HLM: Patient engagement is a priority under healthcare reform. How do you respond to the argument I hear a lot that physicians really can't lead disengaged patients to water?
Mostashari: I think there's a germ of truth to that. I think in many ways we (patients) are the ones that are most responsible for our own behaviors, for taking our medications, and for going to the doctor's office in the first place. But I think there is something to the other side too. If we (doctors) get our hackles up when patients ask for copies of their records, which is all too often the approach that some providers have taken, then it changes the conversation.

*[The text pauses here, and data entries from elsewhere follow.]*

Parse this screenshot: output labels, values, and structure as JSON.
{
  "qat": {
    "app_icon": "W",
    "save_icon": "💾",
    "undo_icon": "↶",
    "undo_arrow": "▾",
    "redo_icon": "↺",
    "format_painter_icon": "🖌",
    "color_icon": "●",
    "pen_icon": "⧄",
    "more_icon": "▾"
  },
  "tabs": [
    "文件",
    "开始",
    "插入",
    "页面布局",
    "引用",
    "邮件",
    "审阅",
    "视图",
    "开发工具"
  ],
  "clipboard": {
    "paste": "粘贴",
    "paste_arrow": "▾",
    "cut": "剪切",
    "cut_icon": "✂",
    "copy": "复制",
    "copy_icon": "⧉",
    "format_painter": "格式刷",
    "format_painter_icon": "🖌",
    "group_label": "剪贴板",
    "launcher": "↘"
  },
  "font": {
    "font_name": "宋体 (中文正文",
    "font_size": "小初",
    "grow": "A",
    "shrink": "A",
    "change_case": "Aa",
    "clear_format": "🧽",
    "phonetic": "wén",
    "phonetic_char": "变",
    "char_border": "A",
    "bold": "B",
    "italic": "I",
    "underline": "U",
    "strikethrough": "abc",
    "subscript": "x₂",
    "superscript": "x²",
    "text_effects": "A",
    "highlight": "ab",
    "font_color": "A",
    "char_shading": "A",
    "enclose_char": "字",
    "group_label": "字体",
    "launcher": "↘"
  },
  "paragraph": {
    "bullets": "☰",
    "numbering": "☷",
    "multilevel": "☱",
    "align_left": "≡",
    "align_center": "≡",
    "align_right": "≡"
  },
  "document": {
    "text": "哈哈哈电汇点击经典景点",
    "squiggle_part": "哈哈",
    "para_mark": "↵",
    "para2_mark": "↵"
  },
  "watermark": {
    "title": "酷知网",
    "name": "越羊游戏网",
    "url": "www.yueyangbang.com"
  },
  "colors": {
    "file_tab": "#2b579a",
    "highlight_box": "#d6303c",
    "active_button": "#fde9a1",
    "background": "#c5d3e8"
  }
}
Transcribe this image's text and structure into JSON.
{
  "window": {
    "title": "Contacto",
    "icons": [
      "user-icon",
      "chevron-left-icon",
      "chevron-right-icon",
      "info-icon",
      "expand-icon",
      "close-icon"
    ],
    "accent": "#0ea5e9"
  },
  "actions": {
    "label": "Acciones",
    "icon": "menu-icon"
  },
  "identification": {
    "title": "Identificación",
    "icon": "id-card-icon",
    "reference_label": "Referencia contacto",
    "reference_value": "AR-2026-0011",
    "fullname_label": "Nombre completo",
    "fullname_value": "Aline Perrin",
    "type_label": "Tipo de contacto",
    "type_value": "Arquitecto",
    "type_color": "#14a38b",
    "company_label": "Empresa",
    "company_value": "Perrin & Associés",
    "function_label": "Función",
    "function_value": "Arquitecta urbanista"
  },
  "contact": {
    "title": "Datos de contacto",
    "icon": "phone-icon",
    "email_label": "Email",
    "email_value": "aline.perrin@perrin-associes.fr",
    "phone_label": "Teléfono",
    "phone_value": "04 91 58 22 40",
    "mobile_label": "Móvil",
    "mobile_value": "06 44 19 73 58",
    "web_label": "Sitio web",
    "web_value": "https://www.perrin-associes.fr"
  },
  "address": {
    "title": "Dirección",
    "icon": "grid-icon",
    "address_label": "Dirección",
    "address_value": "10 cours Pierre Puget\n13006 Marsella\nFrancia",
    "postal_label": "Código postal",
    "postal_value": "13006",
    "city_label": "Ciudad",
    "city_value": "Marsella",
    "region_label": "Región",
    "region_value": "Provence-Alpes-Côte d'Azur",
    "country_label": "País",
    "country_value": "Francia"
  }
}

One of our meaningful use vanguards says 'I love it that the patients correct my medical records. I have an army of fact checkers who care more about this than anyone else possibly could. I give them a copy of their visit notes and they help me correct their records. They tell me what medications they are on that I don't have on my list. They help me fix the diagnosis or whatever else is in my record. I use that as a tool to help engage with the patient, their family and their caregivers.'
There is a difference in providers who don't put the computer screen between them and the patient, who really use the information tools as a way to engage with the patient, and who say to the patient: Look at what I am typing or look at this graph. Here's what is happening with your blood sugars. Log onto a portal and look at your lab results. Feel free to send me a message.
What they find is that patients don't abuse those tools. Not all patients want to, but a lot of patients take advantage of those tools. It does make a difference.